I’m not cold until she goes, then my heart slows, the blood I’d grown used to gushing pumps a flaccid pace. I leave the lights out and wrap the dark around my skin in honorific absence, telling the night that light has left with her. Outside, the clouds muster, obscuring the stars and severing our celestial connection. Muddied by the river’s black eddy, the city’s busy sheen gloats with life. The wind whips past me on its way to the horizon and leaves me frigid in its passing. I’m not cold until she goes, then I burn with longing.
Two stars collide in the centre of the universe, bow and step aside. Vagrant celestial solipsists, galaxies once so divided, now dance. In their orbits they pay homage, flung wide on vast elliptical trajectories that seperate and reconnect at predictable interstices with macrocosmic implications and minuscule variations. In this way, over time, they waltz through space, ever connected by merged purpose but coexisting merely in vicinity. Such sadly joyous manoeuvres have wrought lust and longing upon ageless energies and countless lives, leaving nebulous wakes and vast black lakes of antimatter demarcated by absences. Two stars collide with burning desire.
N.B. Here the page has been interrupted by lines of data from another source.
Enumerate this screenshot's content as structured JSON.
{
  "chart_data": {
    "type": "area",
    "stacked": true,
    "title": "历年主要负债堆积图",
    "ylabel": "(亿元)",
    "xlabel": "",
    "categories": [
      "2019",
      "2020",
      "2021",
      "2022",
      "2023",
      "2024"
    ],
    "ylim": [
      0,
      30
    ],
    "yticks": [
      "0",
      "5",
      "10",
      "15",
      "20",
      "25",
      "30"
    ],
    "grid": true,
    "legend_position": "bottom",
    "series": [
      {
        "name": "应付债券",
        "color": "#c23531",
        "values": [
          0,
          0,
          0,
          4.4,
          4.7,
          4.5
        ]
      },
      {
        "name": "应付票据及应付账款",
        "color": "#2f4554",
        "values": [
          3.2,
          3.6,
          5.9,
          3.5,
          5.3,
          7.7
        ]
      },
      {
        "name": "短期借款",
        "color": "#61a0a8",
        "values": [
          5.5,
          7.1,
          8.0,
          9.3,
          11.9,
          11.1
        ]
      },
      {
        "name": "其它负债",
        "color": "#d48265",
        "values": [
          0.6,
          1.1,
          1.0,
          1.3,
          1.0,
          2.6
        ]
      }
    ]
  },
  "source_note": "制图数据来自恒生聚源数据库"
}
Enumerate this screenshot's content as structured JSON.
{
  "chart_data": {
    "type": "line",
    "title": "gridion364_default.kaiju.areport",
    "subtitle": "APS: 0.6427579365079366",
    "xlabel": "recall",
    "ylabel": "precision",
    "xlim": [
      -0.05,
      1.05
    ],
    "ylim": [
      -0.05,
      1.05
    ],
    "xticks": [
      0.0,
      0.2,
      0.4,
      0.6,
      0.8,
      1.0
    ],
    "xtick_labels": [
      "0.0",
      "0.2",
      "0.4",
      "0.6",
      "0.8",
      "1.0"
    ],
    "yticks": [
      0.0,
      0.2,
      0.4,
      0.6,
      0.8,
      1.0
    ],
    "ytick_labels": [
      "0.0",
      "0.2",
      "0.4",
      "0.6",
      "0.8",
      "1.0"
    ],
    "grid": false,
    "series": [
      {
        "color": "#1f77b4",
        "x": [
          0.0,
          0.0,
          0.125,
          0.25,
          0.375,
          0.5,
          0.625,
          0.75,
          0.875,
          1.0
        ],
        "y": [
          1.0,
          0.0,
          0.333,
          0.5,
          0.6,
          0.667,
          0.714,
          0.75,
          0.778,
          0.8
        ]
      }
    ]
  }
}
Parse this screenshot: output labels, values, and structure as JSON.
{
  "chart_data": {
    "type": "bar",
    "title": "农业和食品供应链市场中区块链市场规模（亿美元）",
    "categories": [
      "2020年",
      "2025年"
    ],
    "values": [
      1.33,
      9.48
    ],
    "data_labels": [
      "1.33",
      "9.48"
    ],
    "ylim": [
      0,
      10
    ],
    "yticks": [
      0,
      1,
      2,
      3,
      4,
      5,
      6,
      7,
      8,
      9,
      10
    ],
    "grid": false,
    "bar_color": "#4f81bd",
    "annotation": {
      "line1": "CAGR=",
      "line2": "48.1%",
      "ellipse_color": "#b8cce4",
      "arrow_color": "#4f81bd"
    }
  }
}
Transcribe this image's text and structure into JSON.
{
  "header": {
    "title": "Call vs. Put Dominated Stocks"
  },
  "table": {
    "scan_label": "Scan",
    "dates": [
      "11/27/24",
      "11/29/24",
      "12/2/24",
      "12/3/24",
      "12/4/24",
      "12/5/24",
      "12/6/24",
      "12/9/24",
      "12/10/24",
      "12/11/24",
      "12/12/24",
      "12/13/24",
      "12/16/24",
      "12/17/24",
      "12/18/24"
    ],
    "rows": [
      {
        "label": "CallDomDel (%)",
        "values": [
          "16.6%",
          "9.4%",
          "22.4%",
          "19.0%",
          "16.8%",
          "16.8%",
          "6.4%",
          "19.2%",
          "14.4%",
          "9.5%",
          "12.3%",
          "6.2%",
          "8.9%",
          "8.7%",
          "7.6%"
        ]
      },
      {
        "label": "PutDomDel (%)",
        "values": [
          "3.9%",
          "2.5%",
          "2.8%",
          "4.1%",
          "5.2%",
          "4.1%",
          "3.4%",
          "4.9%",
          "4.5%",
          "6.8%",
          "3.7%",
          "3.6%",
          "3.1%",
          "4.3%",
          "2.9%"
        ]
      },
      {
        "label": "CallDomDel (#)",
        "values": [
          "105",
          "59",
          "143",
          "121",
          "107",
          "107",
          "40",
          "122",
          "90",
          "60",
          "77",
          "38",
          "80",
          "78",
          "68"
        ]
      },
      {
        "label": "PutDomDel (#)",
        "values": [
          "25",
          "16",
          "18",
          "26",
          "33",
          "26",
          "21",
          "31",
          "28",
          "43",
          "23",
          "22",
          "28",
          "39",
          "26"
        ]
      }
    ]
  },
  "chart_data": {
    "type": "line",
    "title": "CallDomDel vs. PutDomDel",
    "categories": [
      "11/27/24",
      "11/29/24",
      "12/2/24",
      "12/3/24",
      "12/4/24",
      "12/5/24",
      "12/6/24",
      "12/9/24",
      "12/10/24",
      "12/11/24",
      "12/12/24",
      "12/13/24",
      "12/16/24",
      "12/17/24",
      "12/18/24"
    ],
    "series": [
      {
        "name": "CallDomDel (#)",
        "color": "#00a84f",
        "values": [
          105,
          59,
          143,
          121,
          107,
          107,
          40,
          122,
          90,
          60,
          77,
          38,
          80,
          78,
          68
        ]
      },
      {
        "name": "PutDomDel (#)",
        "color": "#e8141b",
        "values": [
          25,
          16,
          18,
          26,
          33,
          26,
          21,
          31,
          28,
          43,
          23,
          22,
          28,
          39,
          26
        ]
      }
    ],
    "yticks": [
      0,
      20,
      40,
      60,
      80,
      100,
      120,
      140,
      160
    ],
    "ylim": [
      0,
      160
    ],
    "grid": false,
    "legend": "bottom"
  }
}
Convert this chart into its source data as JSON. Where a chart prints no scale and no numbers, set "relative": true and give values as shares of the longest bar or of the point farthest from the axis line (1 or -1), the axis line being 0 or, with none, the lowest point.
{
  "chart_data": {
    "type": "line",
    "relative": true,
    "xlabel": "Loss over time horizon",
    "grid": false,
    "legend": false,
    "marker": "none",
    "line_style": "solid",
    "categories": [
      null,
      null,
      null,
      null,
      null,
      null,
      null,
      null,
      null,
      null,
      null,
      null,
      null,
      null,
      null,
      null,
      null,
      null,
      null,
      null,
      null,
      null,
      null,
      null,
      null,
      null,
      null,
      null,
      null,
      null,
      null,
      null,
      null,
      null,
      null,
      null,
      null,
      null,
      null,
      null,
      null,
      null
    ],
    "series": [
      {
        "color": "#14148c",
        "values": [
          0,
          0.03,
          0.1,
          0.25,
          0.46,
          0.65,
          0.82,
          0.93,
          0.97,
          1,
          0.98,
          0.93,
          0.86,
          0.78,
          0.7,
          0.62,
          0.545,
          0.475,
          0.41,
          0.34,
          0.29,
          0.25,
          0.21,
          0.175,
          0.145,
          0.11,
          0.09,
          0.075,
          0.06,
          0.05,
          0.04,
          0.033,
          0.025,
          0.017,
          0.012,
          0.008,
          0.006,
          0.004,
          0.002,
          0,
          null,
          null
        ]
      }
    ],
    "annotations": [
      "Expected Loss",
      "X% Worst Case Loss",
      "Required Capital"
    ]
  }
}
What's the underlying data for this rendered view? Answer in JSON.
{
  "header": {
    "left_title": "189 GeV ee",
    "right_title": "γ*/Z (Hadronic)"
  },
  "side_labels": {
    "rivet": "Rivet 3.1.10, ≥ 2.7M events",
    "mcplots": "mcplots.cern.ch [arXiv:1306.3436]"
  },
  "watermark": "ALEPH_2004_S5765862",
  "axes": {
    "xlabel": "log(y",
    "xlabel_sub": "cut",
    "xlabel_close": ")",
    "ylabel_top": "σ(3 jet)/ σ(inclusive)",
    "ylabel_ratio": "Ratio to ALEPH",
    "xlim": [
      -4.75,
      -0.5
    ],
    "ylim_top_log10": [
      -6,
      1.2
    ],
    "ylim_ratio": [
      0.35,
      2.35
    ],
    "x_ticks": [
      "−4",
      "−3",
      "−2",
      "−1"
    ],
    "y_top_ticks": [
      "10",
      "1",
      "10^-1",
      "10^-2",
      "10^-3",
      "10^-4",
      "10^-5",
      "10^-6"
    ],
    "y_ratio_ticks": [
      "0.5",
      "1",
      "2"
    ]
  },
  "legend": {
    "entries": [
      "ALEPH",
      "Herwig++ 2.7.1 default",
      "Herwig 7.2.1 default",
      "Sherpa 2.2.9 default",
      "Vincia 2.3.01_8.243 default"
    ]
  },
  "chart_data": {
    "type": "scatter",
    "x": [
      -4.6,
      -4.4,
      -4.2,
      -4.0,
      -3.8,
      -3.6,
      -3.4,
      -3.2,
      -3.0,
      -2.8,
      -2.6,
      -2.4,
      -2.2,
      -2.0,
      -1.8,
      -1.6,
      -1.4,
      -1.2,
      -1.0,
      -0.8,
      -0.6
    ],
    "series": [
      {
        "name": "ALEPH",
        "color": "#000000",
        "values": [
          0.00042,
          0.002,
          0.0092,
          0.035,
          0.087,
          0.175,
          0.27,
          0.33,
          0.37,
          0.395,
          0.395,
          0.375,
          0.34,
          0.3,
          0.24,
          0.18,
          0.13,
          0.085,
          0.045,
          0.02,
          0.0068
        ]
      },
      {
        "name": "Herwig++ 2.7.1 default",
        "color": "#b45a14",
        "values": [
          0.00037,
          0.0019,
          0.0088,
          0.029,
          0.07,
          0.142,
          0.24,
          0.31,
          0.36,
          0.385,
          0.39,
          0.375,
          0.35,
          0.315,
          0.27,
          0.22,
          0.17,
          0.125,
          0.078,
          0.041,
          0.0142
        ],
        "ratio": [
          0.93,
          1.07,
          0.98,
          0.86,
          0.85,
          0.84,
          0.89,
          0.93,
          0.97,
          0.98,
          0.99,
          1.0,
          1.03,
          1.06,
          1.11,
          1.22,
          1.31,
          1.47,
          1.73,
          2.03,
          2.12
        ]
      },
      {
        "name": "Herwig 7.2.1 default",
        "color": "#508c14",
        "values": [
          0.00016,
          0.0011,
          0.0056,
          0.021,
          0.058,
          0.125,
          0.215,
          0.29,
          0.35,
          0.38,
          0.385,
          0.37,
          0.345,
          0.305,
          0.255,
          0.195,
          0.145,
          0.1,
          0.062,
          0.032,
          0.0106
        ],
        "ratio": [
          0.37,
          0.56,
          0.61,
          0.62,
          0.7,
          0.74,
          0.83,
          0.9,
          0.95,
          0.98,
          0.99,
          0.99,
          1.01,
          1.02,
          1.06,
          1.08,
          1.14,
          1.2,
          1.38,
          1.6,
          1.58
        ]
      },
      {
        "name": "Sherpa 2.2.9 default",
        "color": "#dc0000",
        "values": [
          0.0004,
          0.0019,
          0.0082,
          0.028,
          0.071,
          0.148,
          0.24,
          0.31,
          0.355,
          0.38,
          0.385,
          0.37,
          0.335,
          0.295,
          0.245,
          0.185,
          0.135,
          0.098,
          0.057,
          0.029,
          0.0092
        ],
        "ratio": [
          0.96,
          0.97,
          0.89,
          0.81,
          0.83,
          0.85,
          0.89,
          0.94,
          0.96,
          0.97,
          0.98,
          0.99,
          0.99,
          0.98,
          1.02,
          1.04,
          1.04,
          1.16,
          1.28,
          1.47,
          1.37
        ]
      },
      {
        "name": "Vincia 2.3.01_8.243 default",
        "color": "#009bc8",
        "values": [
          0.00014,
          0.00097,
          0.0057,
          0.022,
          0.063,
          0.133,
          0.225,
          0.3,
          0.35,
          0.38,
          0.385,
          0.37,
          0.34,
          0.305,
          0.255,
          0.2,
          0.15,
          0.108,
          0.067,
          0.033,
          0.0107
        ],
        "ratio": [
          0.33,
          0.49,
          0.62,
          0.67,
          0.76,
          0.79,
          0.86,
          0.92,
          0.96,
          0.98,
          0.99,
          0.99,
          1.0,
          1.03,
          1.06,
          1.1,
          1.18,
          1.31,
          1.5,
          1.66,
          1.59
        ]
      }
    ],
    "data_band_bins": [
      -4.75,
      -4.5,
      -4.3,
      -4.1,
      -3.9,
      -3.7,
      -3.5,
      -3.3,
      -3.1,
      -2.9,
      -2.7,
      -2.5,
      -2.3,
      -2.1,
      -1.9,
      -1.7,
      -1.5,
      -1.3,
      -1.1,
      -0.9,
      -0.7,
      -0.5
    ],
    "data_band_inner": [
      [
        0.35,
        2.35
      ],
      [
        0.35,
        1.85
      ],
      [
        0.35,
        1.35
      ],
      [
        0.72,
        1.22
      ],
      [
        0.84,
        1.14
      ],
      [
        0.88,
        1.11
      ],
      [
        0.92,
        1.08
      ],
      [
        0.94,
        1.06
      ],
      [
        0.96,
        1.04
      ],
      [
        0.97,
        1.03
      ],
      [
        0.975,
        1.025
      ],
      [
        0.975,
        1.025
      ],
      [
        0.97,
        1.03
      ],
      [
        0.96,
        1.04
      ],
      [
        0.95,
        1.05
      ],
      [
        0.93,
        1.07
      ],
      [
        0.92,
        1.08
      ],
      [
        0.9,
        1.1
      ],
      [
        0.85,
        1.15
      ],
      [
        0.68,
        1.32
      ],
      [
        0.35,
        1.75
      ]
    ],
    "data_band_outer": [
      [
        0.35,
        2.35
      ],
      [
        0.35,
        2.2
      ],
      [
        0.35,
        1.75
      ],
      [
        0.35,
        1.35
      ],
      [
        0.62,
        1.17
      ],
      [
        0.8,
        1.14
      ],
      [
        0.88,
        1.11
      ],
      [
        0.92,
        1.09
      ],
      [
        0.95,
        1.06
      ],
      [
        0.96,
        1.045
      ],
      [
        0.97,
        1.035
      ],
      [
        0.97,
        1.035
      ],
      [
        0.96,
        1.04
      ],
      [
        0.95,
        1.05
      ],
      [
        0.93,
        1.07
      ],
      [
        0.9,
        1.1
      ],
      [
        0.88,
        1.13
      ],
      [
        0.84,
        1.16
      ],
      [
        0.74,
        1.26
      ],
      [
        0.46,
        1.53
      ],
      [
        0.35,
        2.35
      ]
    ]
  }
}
We fuck so hard the fittings crack and the knick knacks clatter from the mantle. Afterwards, we lay in sticky splendour and quiver in each other’s arms. I love love, you say. I too, my love, adore ardour. We lock fingers and describe each other in fine detail. You, I say, are the corona that makes sunlight special. And you, dear one, are the defiant moon in daylight. The tides shift when we kiss, something tectonic quakes, and the world is rearranged. The stars align and this time we make love. Did you feel that, we say. My love.